Life is a struggle. But I didn’t realize what a struggle it is for right-handers until I was injured. You see, I am left-handed. Being left-handed is my reality. I even have a mug that states: “”Everyone is born left-handed. They become right-handed when they commit their first sin.””

When a task needs to be done, it is natural for the left hand to lead the way. That is the way life should be. (By the way, I’m sure the percentage of left-handers in Maine is far above the national average of 10 percent. I see them everywhere.)

Smooth sailing came to a screeching halt one day a couple weeks ago. I was walking in a parking lot when I stepped on some black ice and slammed the left side of my rib cage against the asphalt. The asphalt won. Doing anything with my left hand shot twinges of pain through my ribs.

Suddenly, I was a right-hander.
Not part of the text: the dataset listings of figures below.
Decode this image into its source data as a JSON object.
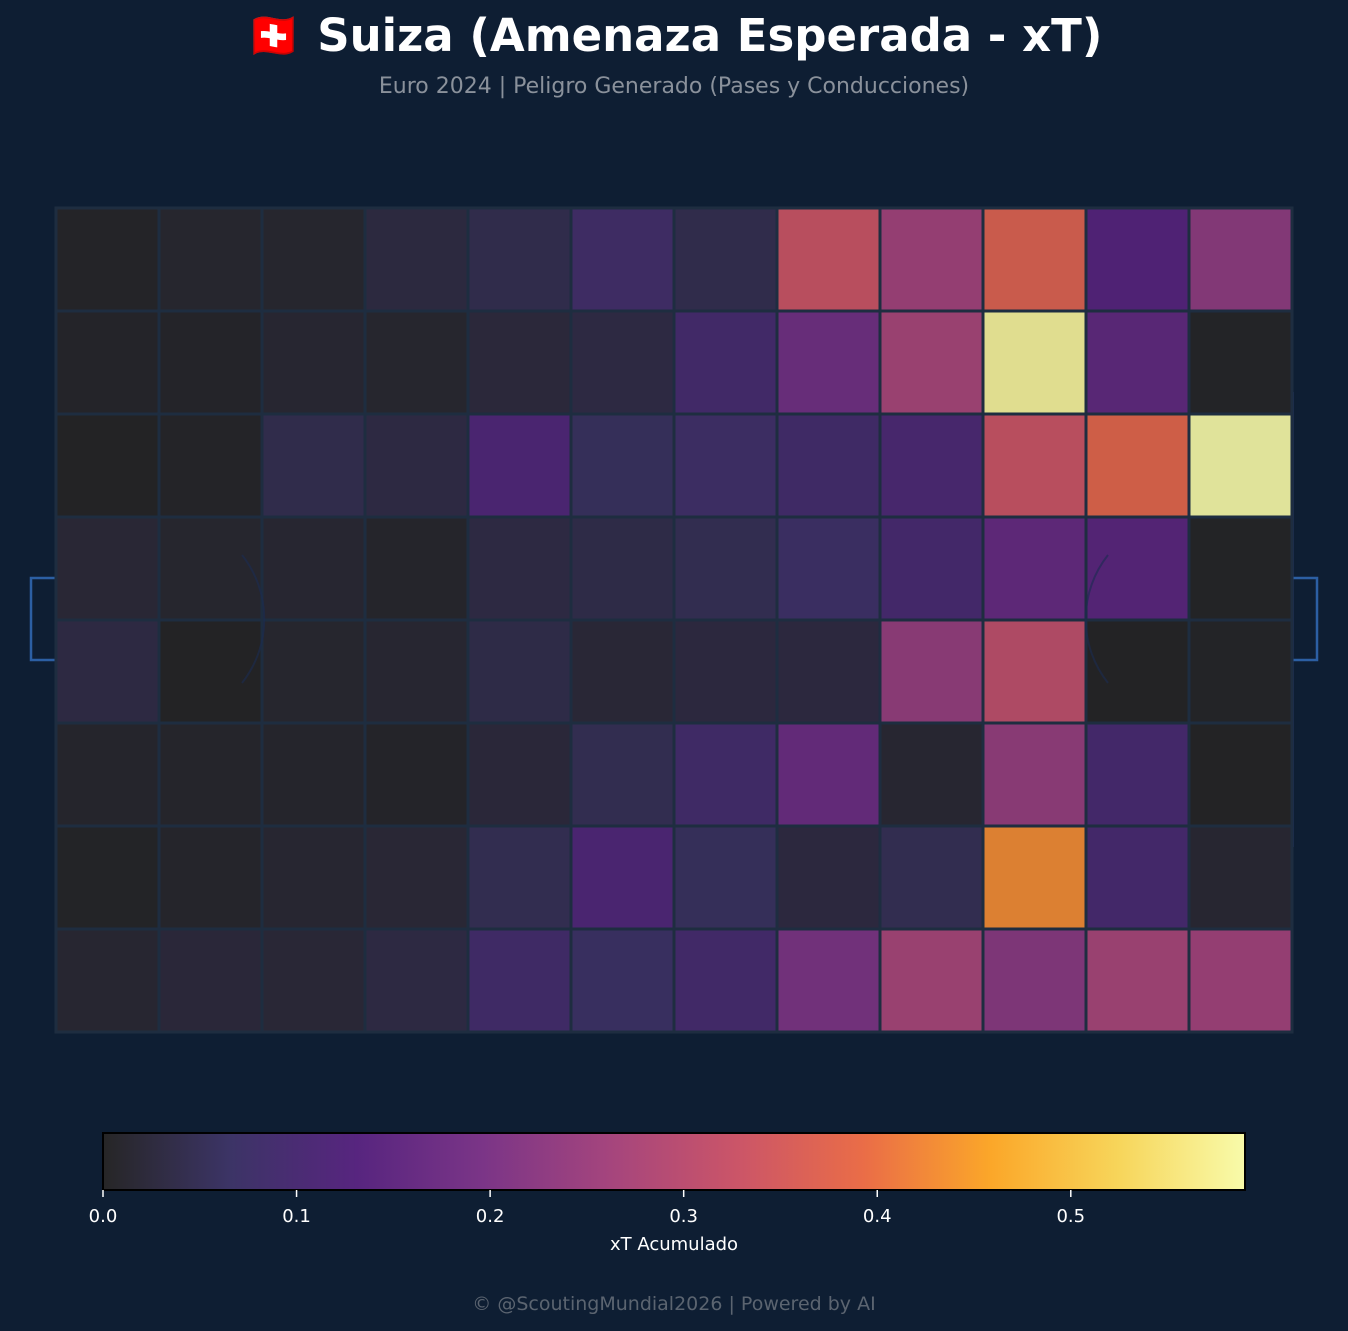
{
  "header": {
    "title": "🇨🇭 Suiza (Amenaza Esperada - xT)",
    "subtitle": "Euro 2024 | Peligro Generado (Pases y Conducciones)"
  },
  "footer": {
    "credit": "© @ScoutingMundial2026 | Powered by AI"
  },
  "colors": {
    "background": "#0e1e33",
    "grid_line": "#1e2d40",
    "pitch_line": "#1a2b52",
    "goal": "#2c5fa3",
    "colormap_stops": [
      "#262626",
      "#3c3466",
      "#57257f",
      "#7b3587",
      "#a5457d",
      "#cb5568",
      "#ea6d47",
      "#fba729",
      "#f7d55a",
      "#f8fbaa"
    ]
  },
  "chart_data": {
    "type": "heatmap",
    "rows": 8,
    "cols": 12,
    "values": [
      [
        0.005,
        0.012,
        0.012,
        0.032,
        0.045,
        0.085,
        0.045,
        0.33,
        0.26,
        0.37,
        0.13,
        0.23
      ],
      [
        0.006,
        0.006,
        0.015,
        0.012,
        0.026,
        0.035,
        0.095,
        0.18,
        0.27,
        0.58,
        0.15,
        0.004
      ],
      [
        0.002,
        0.005,
        0.045,
        0.035,
        0.12,
        0.06,
        0.08,
        0.09,
        0.11,
        0.33,
        0.38,
        0.59
      ],
      [
        0.02,
        0.012,
        0.015,
        0.008,
        0.035,
        0.04,
        0.05,
        0.075,
        0.1,
        0.16,
        0.14,
        0.003
      ],
      [
        0.035,
        0.002,
        0.012,
        0.015,
        0.04,
        0.022,
        0.03,
        0.03,
        0.24,
        0.31,
        0.002,
        0.004
      ],
      [
        0.01,
        0.008,
        0.01,
        0.006,
        0.025,
        0.05,
        0.09,
        0.17,
        0.015,
        0.24,
        0.1,
        0.002
      ],
      [
        0.004,
        0.008,
        0.015,
        0.02,
        0.05,
        0.12,
        0.06,
        0.03,
        0.05,
        0.43,
        0.1,
        0.015
      ],
      [
        0.015,
        0.025,
        0.022,
        0.035,
        0.09,
        0.07,
        0.095,
        0.2,
        0.27,
        0.22,
        0.27,
        0.26
      ]
    ],
    "colorbar": {
      "label": "xT Acumulado",
      "min": 0,
      "max": 0.59,
      "ticks": [
        0.0,
        0.1,
        0.2,
        0.3,
        0.4,
        0.5
      ],
      "tick_labels": [
        "0.0",
        "0.1",
        "0.2",
        "0.3",
        "0.4",
        "0.5"
      ],
      "orientation": "horizontal"
    }
  }
}
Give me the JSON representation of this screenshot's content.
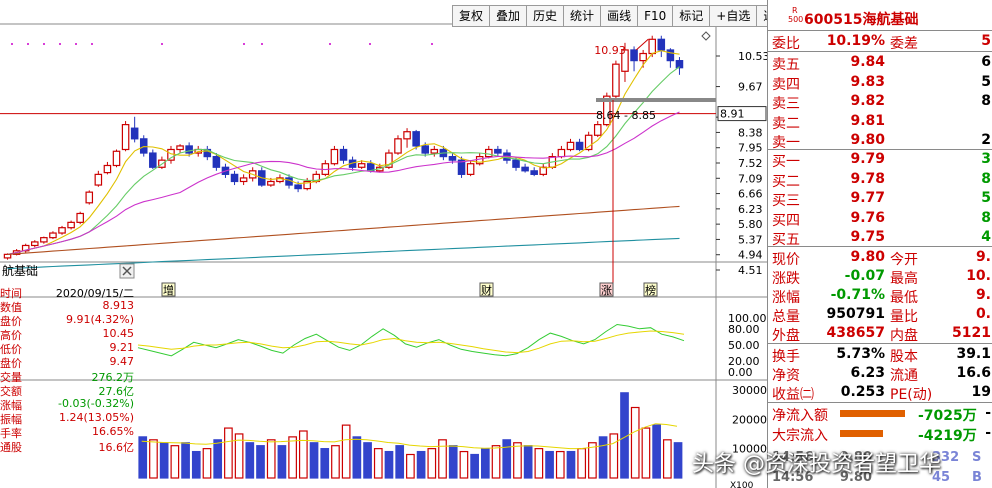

I had to eat, drink, brush my teeth, open and shut doors with my right hand.

Every movement, every activity had to be thought out before execution to avoid mind-bending pain. No wonder the world is such a mess! Every simple task was really difficult to do right-handed.

I had to remember to hold a water glass in my right hand because I couldn’t raise my left hand to my lips. Drinking from a glass using the right hand felt really awkward.

Even after two weeks of practice, it took twice as long to brush my teeth with my right hand.

I’m beginning to understand the frustration right-handers must feel in getting through their daily activities. Every little task has to be thought out and coordinated. And they call it a right-hander’s world! How do they ever get anything done?

I am eagerly anticipating recovery. Life will still be a struggle, but I will have my left hand back. I do not know yet if right-handers simply need more practice, or if they should repent of their sins and become left-handed.